E3040, a new class of anti-inflammatory drug, is a dual inhibitor of 5-lipoxygenase and thromboxane synthase (Hibi et al. 1994). The major metabolite of E3040 is a sulphate conjugate (Takenaka et al. 1995). Recently, we have reported that platelet-activating factor (PAF)-induced Cl^– secretion in the rat colon is mainly mediated by a release of thromboxane A₂ (Suzuki et al. 2000).

Here, we examined the effects of E3040 sulphate on enzyme activities in a cell-free system and on the thromboxane A₂-mediated Cl^– secretion induced by PAF in isolated rat colons. Rats were killed rapidly by stunning and cervical dislocation. Enzyme immunoassay and HPLC were performed to examine the effects of E3040 sulphate on the activities of thromboxane synthase, 5-lipoxygenase and cyclo-oxygenase. Effects of the drug on the thromboxane A₂-mediated Cl^– secretion were examined in isolated rat distal colon mounted in an Ussing chamber. The IC₅₀ was obtained by curve fitting averaged data. Differences between groups were analysed by one-way ANOVA.

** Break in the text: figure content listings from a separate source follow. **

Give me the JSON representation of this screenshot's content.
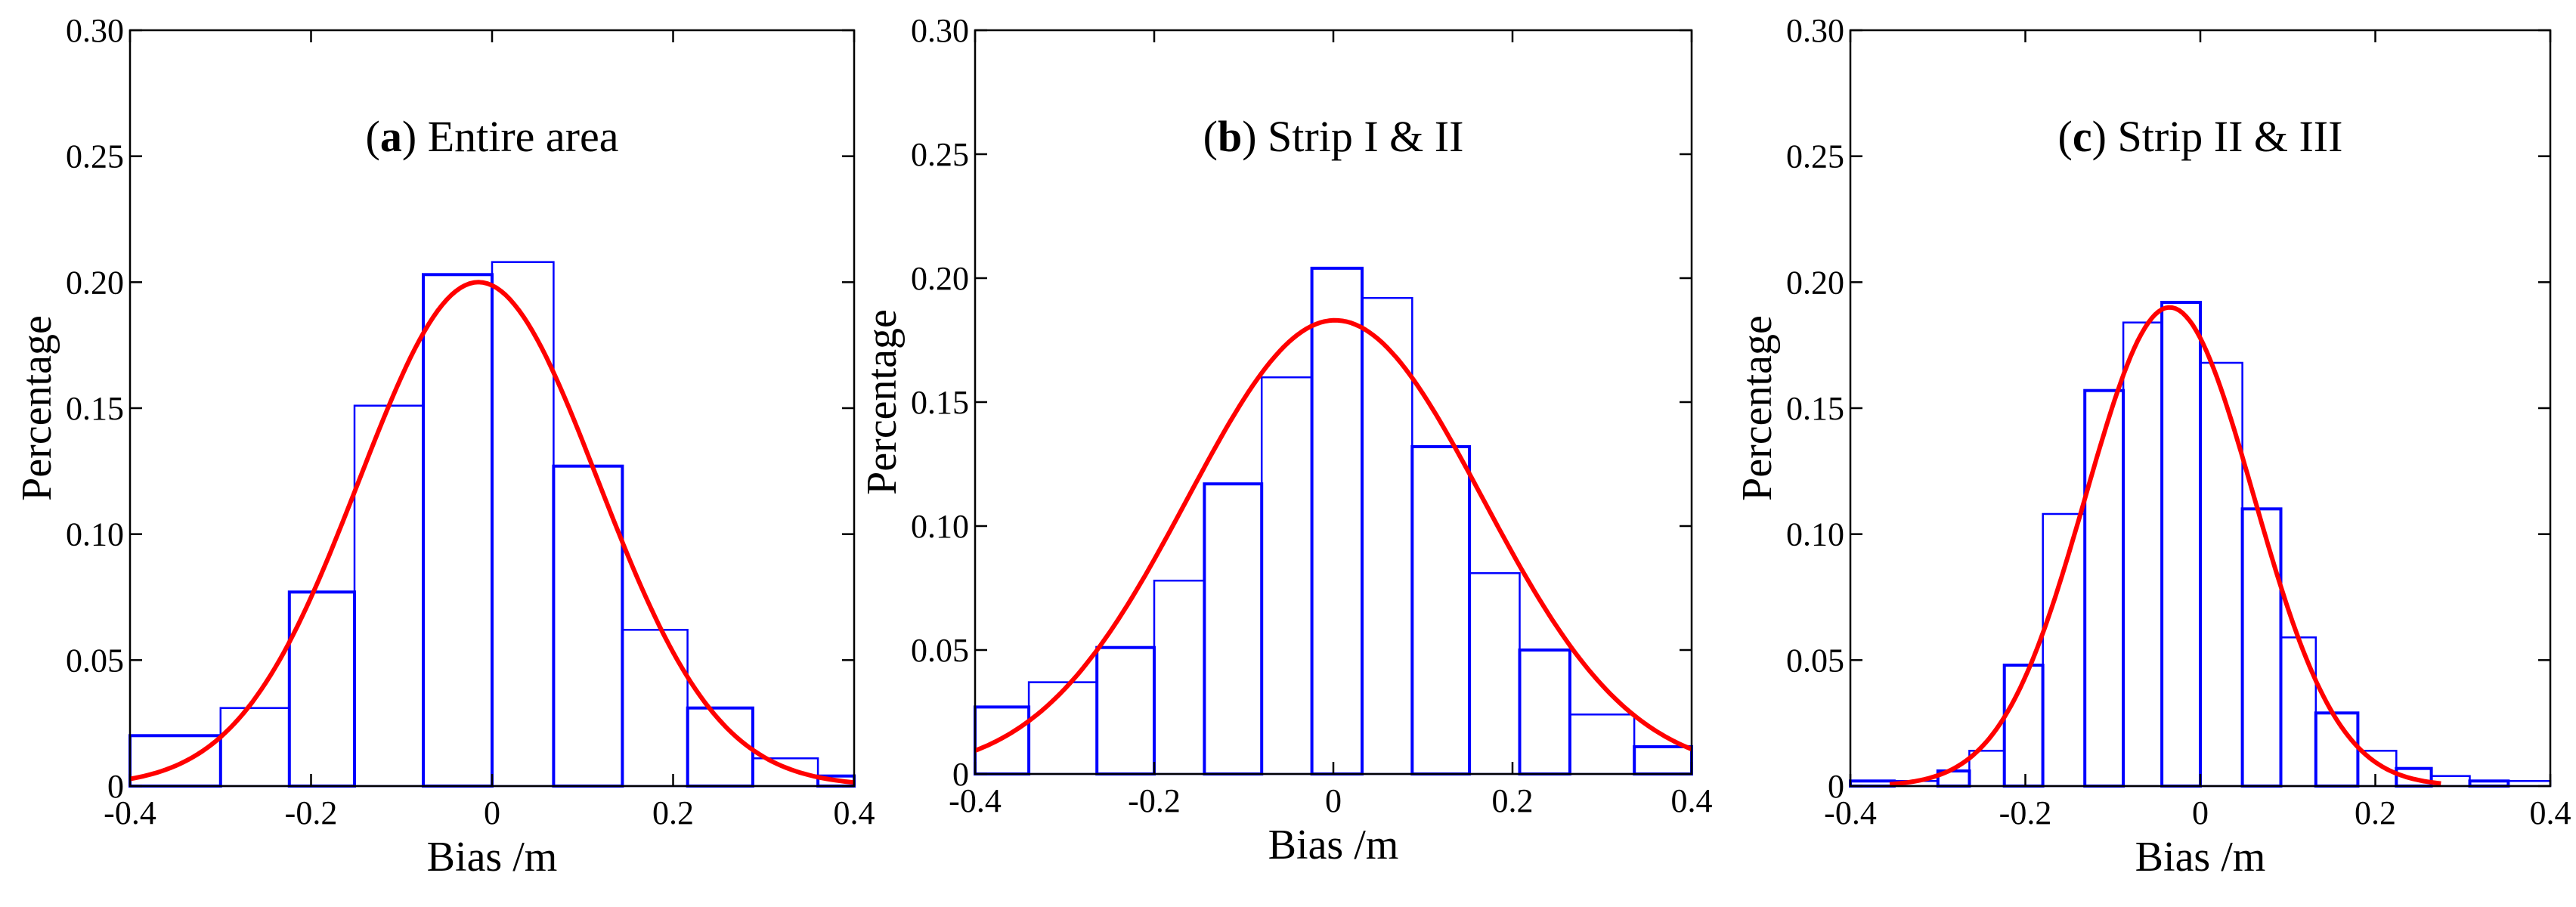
{
  "colors": {
    "bars": "#0000ff",
    "curve": "#ff0000",
    "axes": "#000000"
  },
  "chart_data": [
    {
      "type": "bar",
      "title_letter": "a",
      "title_text": " Entire area",
      "xlabel": "Bias /m",
      "ylabel": "Percentage",
      "xlim": [
        -0.4,
        0.4
      ],
      "ylim": [
        0,
        0.3
      ],
      "x_ticks": [
        -0.4,
        -0.2,
        0,
        0.2,
        0.4
      ],
      "x_tick_labels": [
        "-0.4",
        "-0.2",
        "0",
        "0.2",
        "0.4"
      ],
      "y_ticks": [
        0,
        0.05,
        0.1,
        0.15,
        0.2,
        0.25,
        0.3
      ],
      "y_tick_labels": [
        "0",
        "0.05",
        "0.10",
        "0.15",
        "0.20",
        "0.25",
        "0.30"
      ],
      "bin_edges": [
        -0.4,
        -0.3,
        -0.224,
        -0.152,
        -0.076,
        0,
        0.068,
        0.144,
        0.216,
        0.288,
        0.36,
        0.4
      ],
      "values": [
        0.02,
        0.031,
        0.077,
        0.151,
        0.203,
        0.208,
        0.127,
        0.062,
        0.031,
        0.011,
        0.004
      ],
      "curve": {
        "mean": -0.015,
        "sd": 0.132,
        "peak": 0.2,
        "x_range": [
          -0.4,
          0.4
        ]
      }
    },
    {
      "type": "bar",
      "title_letter": "b",
      "title_text": " Strip I & II",
      "xlabel": "Bias /m",
      "ylabel": "Percentage",
      "xlim": [
        -0.4,
        0.4
      ],
      "ylim": [
        0,
        0.3
      ],
      "x_ticks": [
        -0.4,
        -0.2,
        0,
        0.2,
        0.4
      ],
      "x_tick_labels": [
        "-0.4",
        "-0.2",
        "0",
        "0.2",
        "0.4"
      ],
      "y_ticks": [
        0,
        0.05,
        0.1,
        0.15,
        0.2,
        0.25,
        0.3
      ],
      "y_tick_labels": [
        "0",
        "0.05",
        "0.10",
        "0.15",
        "0.20",
        "0.25",
        "0.30"
      ],
      "bin_edges": [
        -0.4,
        -0.34,
        -0.264,
        -0.2,
        -0.144,
        -0.08,
        -0.024,
        0.032,
        0.088,
        0.152,
        0.208,
        0.264,
        0.336,
        0.4
      ],
      "values": [
        0.027,
        0.037,
        0.051,
        0.078,
        0.117,
        0.16,
        0.204,
        0.192,
        0.132,
        0.081,
        0.05,
        0.024,
        0.011
      ],
      "curve": {
        "mean": 0.002,
        "sd": 0.165,
        "peak": 0.183,
        "x_range": [
          -0.4,
          0.4
        ]
      }
    },
    {
      "type": "bar",
      "title_letter": "c",
      "title_text": " Strip II & III",
      "xlabel": "Bias /m",
      "ylabel": "Percentage",
      "xlim": [
        -0.4,
        0.4
      ],
      "ylim": [
        0,
        0.3
      ],
      "x_ticks": [
        -0.4,
        -0.2,
        0,
        0.2,
        0.4
      ],
      "x_tick_labels": [
        "-0.4",
        "-0.2",
        "0",
        "0.2",
        "0.4"
      ],
      "y_ticks": [
        0,
        0.05,
        0.1,
        0.15,
        0.2,
        0.25,
        0.3
      ],
      "y_tick_labels": [
        "0",
        "0.05",
        "0.10",
        "0.15",
        "0.20",
        "0.25",
        "0.30"
      ],
      "bin_edges": [
        -0.4,
        -0.35,
        -0.3,
        -0.264,
        -0.224,
        -0.18,
        -0.132,
        -0.088,
        -0.044,
        0,
        0.048,
        0.092,
        0.132,
        0.18,
        0.224,
        0.264,
        0.308,
        0.352,
        0.4
      ],
      "values": [
        0.002,
        0.002,
        0.006,
        0.014,
        0.048,
        0.108,
        0.157,
        0.184,
        0.192,
        0.168,
        0.11,
        0.059,
        0.029,
        0.014,
        0.007,
        0.004,
        0.002,
        0.002
      ],
      "curve": {
        "mean": -0.035,
        "sd": 0.096,
        "peak": 0.19,
        "x_range": [
          -0.355,
          0.275
        ]
      }
    }
  ]
}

E3040 sulphate inhibited thromboxane synthase activity in a concentration-dependent manner (IC₅₀ = 0.013 µM), whereas it induced little effects on 5-lipoxygenase and cyclo-oxygenase activities (IC₅₀ > 100 µM) with the cell-free enzyme assay (n = 3). With isolated rat colonic mucosa, E3040 sulphate in a concentration-dependent manner inhibited the Cl^– secretion induced by PAF (IC₅₀ = 1.8 µM, n = 5). On the other hand, E3040 sulphate (30 µM) induced no effect on the prostaglandin E₂ (0.5 µM)-and leukotriene D₄ (1 µM)-induced Cl^– secretion in the colon (P > 0.05, n = 5). Inhibitory effect of E3040 sulphate on the PAF-induced Cl^– secretion was abolished by probenecid (100 µM, P < 0.01, n = 5), an inhibitor of organic anion transporter (OAT).

Our results suggest that E3040 sulphate is a specific thromboxane synthase inhibitor, and that the drug transported into the subepithelial cells by OAT inhibits the PAF-induced Cl^– secretion by blocking the release of TXA₂.